Si cette pratique déclenche toujours une tempête de remarques piquantes, plusieurs sondages réalisés en ligne montrent que dans la majorité des cas, les gens ne condamnent pas cette pratique. Selon le site d’informations britannique Daily Mirror, 83% des sondés considèrent qu’embrasser son enfant sur la bouche n’a rien de choquant. Le Huffington Post qui a lui aussi mené l’enquête a démontré que 63% des parents sont de cet avis. La minorité restante considère quant à elle que la bienséance de cette habitude dépend de l’âge de la progéniture.

Du côté de notre petite Suisse, aucune étude n’a été menée sur le sujet et c’est bien dommage. A en croire ces constatations, on pourrait penser qu’il s’agit d’une pratique extrêmement liée à un facteur culturel. Pourtant selon Cléolia Sabot, chercheuse à l’institut des sciences sociales à l’Université de Lausanne (UNIL), réduire une pratique à un aspect culturel peut s’avérer dangereux: «catégoriser certains comportements avec les enfants peut être délicat pour différentes raisons. Accepter des pratiques dans certains cas et pas dans d’autres en se basant sur une délimitation géographique est problématique. Sans oublier qu’on peut tomber dans des travers racistes même au sein du contexte occidental. Néanmoins, quel que soit le contexte géographique, il est préférable de s’adresser à l’enfant et d’adapter notre comportement à ses préférences».
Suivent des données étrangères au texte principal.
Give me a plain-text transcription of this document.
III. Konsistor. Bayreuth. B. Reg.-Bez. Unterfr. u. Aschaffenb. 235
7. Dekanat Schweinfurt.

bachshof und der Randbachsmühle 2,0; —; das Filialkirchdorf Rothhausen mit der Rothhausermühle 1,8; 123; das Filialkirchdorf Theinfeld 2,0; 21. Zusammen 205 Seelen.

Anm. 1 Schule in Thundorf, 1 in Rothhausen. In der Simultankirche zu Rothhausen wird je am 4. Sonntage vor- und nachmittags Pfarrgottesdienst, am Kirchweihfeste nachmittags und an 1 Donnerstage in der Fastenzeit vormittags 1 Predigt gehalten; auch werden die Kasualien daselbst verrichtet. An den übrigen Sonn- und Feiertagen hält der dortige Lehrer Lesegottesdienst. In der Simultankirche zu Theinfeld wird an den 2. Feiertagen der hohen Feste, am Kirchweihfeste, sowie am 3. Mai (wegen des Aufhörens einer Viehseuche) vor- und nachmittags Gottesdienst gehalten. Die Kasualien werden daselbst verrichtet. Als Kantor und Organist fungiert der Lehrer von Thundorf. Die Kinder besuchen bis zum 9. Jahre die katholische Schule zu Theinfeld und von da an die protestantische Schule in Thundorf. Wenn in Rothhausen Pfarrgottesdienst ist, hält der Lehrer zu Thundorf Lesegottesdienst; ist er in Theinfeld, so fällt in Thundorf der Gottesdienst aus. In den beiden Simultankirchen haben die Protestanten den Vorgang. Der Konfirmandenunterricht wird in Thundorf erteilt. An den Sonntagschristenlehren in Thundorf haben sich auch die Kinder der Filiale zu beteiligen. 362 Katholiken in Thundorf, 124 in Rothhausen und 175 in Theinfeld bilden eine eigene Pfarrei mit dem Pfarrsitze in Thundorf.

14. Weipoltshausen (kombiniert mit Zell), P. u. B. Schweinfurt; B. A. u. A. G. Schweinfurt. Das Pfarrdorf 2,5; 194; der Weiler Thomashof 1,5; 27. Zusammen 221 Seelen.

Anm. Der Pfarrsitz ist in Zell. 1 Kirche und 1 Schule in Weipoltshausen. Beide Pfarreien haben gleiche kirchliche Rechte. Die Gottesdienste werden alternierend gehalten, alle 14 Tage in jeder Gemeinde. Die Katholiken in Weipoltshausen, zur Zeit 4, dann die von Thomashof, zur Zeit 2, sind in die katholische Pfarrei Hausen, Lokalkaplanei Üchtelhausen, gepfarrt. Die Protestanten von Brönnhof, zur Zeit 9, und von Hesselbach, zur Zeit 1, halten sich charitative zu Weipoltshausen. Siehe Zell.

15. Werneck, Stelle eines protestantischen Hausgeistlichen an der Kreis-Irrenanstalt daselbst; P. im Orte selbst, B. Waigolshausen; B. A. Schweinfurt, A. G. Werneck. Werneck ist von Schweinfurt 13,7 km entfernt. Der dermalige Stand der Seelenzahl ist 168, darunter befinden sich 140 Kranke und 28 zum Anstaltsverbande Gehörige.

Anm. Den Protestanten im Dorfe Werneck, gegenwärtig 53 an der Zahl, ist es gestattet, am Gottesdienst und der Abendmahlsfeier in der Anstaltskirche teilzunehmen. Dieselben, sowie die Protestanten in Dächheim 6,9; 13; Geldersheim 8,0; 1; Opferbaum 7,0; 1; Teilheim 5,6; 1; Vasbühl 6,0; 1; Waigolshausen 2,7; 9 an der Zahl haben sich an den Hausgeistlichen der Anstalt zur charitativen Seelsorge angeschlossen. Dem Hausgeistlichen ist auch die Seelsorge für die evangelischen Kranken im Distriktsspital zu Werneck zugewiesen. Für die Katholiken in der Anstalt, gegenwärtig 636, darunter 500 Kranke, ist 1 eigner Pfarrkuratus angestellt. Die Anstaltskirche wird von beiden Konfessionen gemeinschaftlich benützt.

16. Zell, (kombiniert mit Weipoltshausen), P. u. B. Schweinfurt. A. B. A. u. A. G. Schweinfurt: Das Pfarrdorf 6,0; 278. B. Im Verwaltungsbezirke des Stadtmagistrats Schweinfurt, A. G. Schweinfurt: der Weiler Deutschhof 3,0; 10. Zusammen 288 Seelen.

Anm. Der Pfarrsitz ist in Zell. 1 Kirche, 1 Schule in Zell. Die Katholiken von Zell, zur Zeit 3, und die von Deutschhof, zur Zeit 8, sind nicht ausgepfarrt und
L’apprentissage par mimétisme

Ce qui est sûr, c’est que tout le monde a un avis sur la question. Il vous suffit de soulever le débat lors d’un dîner de famille pour constater que le bisou sur la bouche fait polémique partout, tout le temps. Si certains s’accordent à dire qu’il ne s’agit là que d’une simple démonstration d’affection, d’autres avancent que les lèvres d’un adulte — parents ou non — n’ont strictement rien à faire collées à celles d’un môme.

Car justement, lorsqu’il est encore petit, l’enfant découvre son corps. Pour mieux comprendre le monde qui l’entoure, il imite les adultes les plus proches de lui, c’est-à-dire ses parents. «C’est d’abord dans la famille que l’on fait ses premières expériences. Ce sont le père et la mère qui donnent l’exemple et fixent des règles. Le bisou sur la bouche est donc de facto un peu imposé par les parents», nous explique Laurence Bagnoud-Roth, psychologue-psychothérapeute FSP à Genève.

Que ce soit à la suite d’une habitude familiale ou d’une démonstration affective isolée, les parents inculquent certaines pratiques à leur progéniture. Mais selon la spécialiste, il peut ainsi s’avérer difficile pour un petit de savoir qui il peut embrasser ou non.

Si le bisou peut être d’usage jusqu’à 3 ou 4 ans, il convient de mettre des limites lorsque l’enfant grandit. «Il est important d’expliquer la différence entre l’amour intime et l’amour filial pour protéger son enfant ou simplement éviter les confusions», précise Laurence Bagnoud-Roth.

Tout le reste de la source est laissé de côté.